Forms of Contention argues for the centrality of sonnet writing to African American poetry, focusing on significant sonnets, key anthologies, and critical debates about poetic form to show that the influence of black sonnet writers on each other challenges long-standing claims that sonnet writing is primarily a matter of European influence. The banishment of much nineteenth- and twentieth-century formal poetry from the black poetry canon in the 1960s because it was too “traditional” long concealed the African American sonnet’s legacy. In the twenty-first century, the sonnet has blossomed as a black poetic form, even while sonnet writers rarely acknowledge the rich history of black sonnets. With digital technology, a century of sonnets published in African American newspapers has reemerged to reveal surprising patterns of influence.Historically, academic study of African American literature has focused on four concerns: the historical and economic conditions of production and publication of black literature; the political and cultural importance of black literature in America; genres of and trends in black literature; and the nature of African American literature as reflective of the black experience. Hollis Robbins engages with these concerns while opening up a fifth conversation: auxiliary genealogies of influence for black aesthetic production that foreground form and that promote new conversations about form generally—namely, how exactly form enables participation and protest and the overthrow and undermining of aesthetic expectation. Thus, Robbins uses the sonnet as a case study for exploring the broader literary history of African American literature, offering a thorough analysis of the contentious relationship of an old-world poetic form to new world poetry.

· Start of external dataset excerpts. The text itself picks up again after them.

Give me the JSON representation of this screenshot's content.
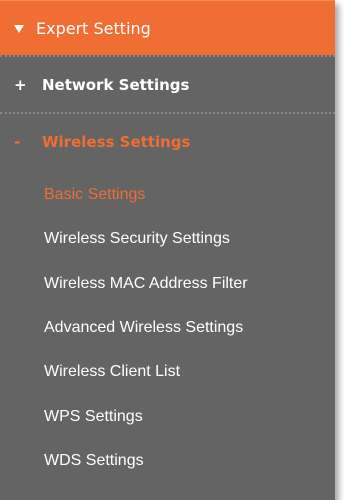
{
  "colors": {
    "accent": "#f06d34",
    "panel_bg": "#646464",
    "text": "#ffffff"
  },
  "header": {
    "icon": "triangle-down-icon",
    "title": "Expert Setting"
  },
  "menu": {
    "network": {
      "sign": "+",
      "label": "Network Settings",
      "state": "collapsed"
    },
    "wireless": {
      "sign": "-",
      "label": "Wireless Settings",
      "state": "expanded",
      "items": [
        {
          "label": "Basic Settings",
          "active": true
        },
        {
          "label": "Wireless Security Settings",
          "active": false
        },
        {
          "label": "Wireless MAC Address Filter",
          "active": false
        },
        {
          "label": "Advanced Wireless Settings",
          "active": false
        },
        {
          "label": "Wireless Client List",
          "active": false
        },
        {
          "label": "WPS Settings",
          "active": false
        },
        {
          "label": "WDS Settings",
          "active": false
        }
      ]
    }
  }
}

HOLLIS ROBBINS is the dean of the School of Arts and Humanities at Sonoma State University. She has edited or coedited five books on African American literature, including Penguin’s The Portable Nineteenth Century African American Women Writers, and In Search of Hannah Crafts: Essays on the Bondwoman’s Narrative, both with Henry Louis Gates, Jr.; and The Selected Works of William Wells Brown, with Paula Garrett.
Tracing the paradoxical history of the sonnet as a form mastered by black poets but never fully embraced as part of African American culture, Hollis Robbins’s study raises fundamental questions about race and literary form. And in demonstrating that the sonnet was not merely an occasional device employed by black poets but the basis of a long-standing black tradition, it restores crucial, lost chapters to both the history of the sonnet and the history of African American literature. This is exciting work that deserves to be widely read.